I'm really excited about https://jspecify.dev/, which is an effort by Google, Meta, Microsoft, etc to standardize annotations, starting with @Nullable.

4 comments

This can never be as effective as changing the default reference type to be not nullable, which would break backwards compatibility, so you can never really relax.

I know Kotlin is basically supposed to be that, it has a lot of other stuff though, and I haven't used it much.

That's basically what c# has done. But it's implemented as a warning which can be upgraded to an error. I think it might even be an error by default in new projects now.
Holy shit, how didn't I know they'd taken it this far? This is great! https://learn.microsoft.com/en-us/dotnet/csharp/nullable-ref...

They actually fixed the billion dollar mistake...

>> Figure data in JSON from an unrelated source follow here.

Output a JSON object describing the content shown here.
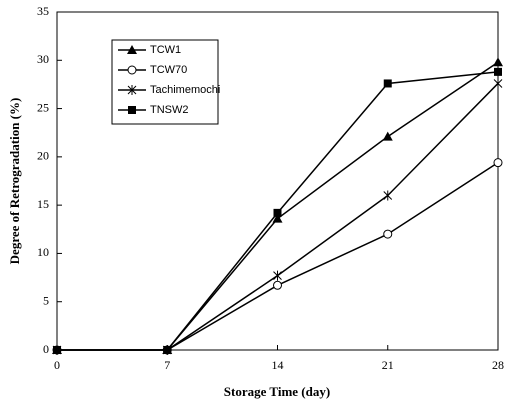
{
  "chart_data": {
    "type": "line",
    "x_label": "Storage Time (day)",
    "y_label": "Degree of Retrogradation (%)",
    "x": [
      0,
      7,
      14,
      21,
      28
    ],
    "series": [
      {
        "name": "TCW1",
        "color": "#000000",
        "marker": "triangle",
        "values": [
          0,
          0,
          13.6,
          22.1,
          29.8
        ]
      },
      {
        "name": "TCW70",
        "color": "#000000",
        "marker": "circle",
        "values": [
          0,
          0,
          6.7,
          12,
          19.4
        ]
      },
      {
        "name": "Tachimemochi",
        "color": "#000000",
        "marker": "asterisk",
        "values": [
          0,
          0,
          7.7,
          16,
          27.6
        ]
      },
      {
        "name": "TNSW2",
        "color": "#000000",
        "marker": "square",
        "values": [
          0,
          0,
          14.2,
          27.6,
          28.8
        ]
      }
    ],
    "xlim": [
      0,
      28
    ],
    "xticks": [
      0,
      7,
      14,
      21,
      28
    ],
    "ylim": [
      0,
      35
    ],
    "yticks": [
      0,
      5,
      10,
      15,
      20,
      25,
      30,
      35
    ],
    "grid": false,
    "legend": "upper left"
  }
}
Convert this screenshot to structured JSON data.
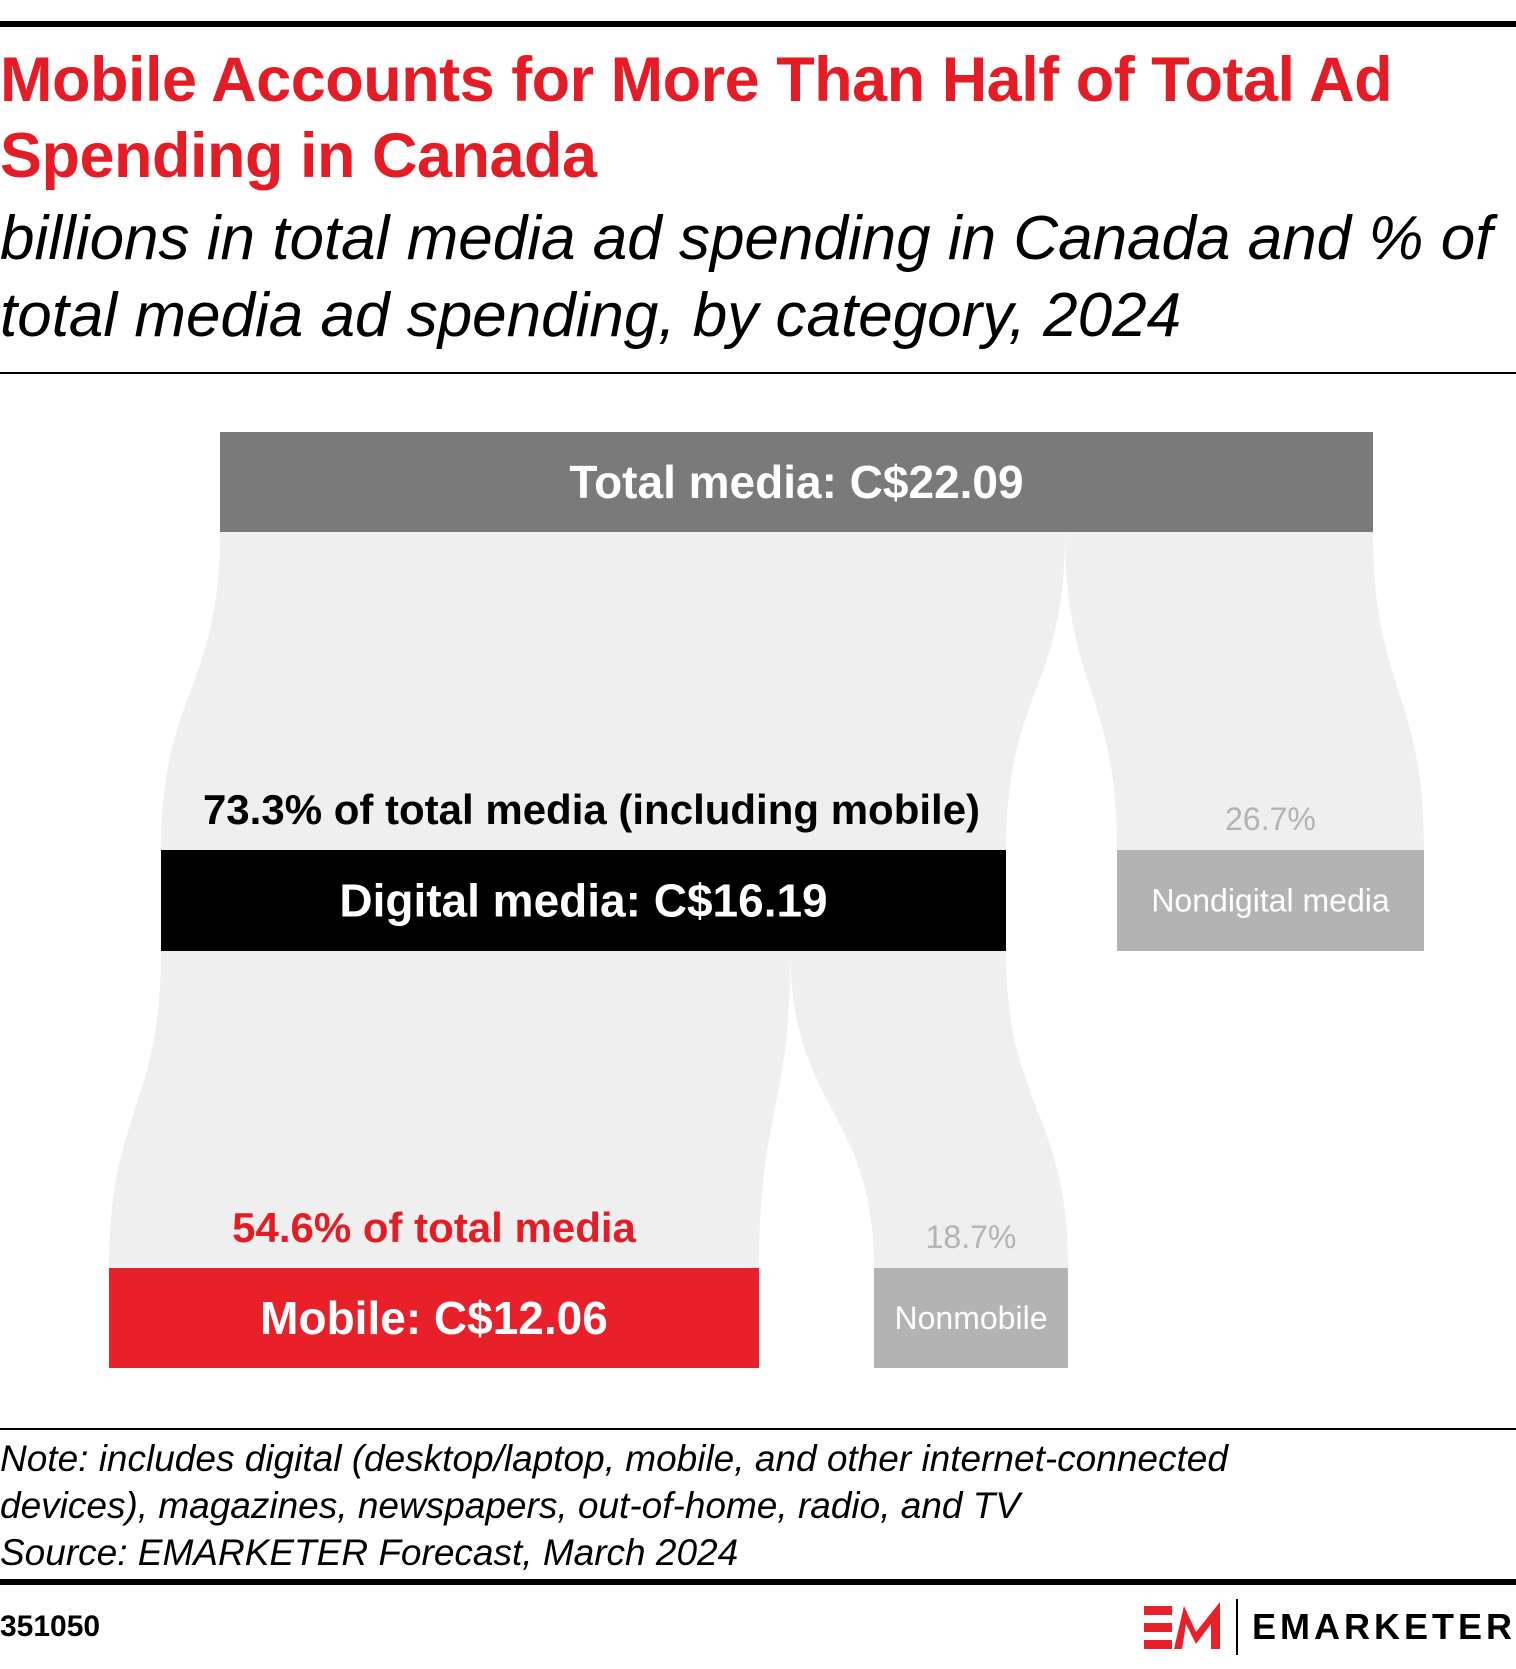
{
  "title": "Mobile Accounts for More Than Half of Total Ad Spending in Canada",
  "subtitle": "billions in total media ad spending in Canada and % of total media ad spending, by category, 2024",
  "chart_data": {
    "type": "sankey",
    "currency": "C$",
    "nodes": [
      {
        "id": "total",
        "label": "Total media: C$22.09",
        "value": 22.09,
        "color": "#7a7a7a"
      },
      {
        "id": "digital",
        "label": "Digital media: C$16.19",
        "value": 16.19,
        "share_label": "73.3% of total media (including mobile)",
        "share": 73.3,
        "color": "#000000"
      },
      {
        "id": "nondigital",
        "label": "Nondigital media",
        "share_label": "26.7%",
        "share": 26.7,
        "color": "#b3b3b3"
      },
      {
        "id": "mobile",
        "label": "Mobile: C$12.06",
        "value": 12.06,
        "share_label": "54.6% of total media",
        "share": 54.6,
        "color": "#e8202a"
      },
      {
        "id": "nonmobile",
        "label": "Nonmobile",
        "share_label": "18.7%",
        "share": 18.7,
        "color": "#b3b3b3"
      }
    ],
    "links": [
      {
        "from": "total",
        "to": "digital",
        "share": 73.3
      },
      {
        "from": "total",
        "to": "nondigital",
        "share": 26.7
      },
      {
        "from": "digital",
        "to": "mobile",
        "share": 54.6
      },
      {
        "from": "digital",
        "to": "nonmobile",
        "share": 18.7
      }
    ],
    "flow_color": "#efefef"
  },
  "footer": {
    "note_line1": "Note: includes digital (desktop/laptop, mobile, and other internet-connected",
    "note_line2": "devices), magazines, newspapers, out-of-home, radio, and TV",
    "source": "Source: EMARKETER Forecast, March 2024",
    "chart_id": "351050",
    "logo_text": "EMARKETER"
  }
}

They didn't. A proper fix would require getting rid of null altogether in favor of ADTs or something similar. I work with C# daily and nulls can still slip through the cracks, although it's definitely better than @NotNull and friends.

I haven't worked with Kotlin in a while, but IIRC their non-nullable references actually do include runtime checks, so you cannot simply assign null to a non-nullable and have it pass at runtime like you can (easily) do in C#.

they won’t change the default reference type to non null. might take a few years but you can see their planned syntax here: https://openjdk.org/jeps/401
I hope they succeed. So many people have tried.
Not having nulls is easy.

Persuading Java devs not to use nulls is hard.

I was just writing about nullability annotations!

https://news.ycombinator.com/item?id=37534184

Nullable annotations don’t work with well with generics, or at least those tools I use.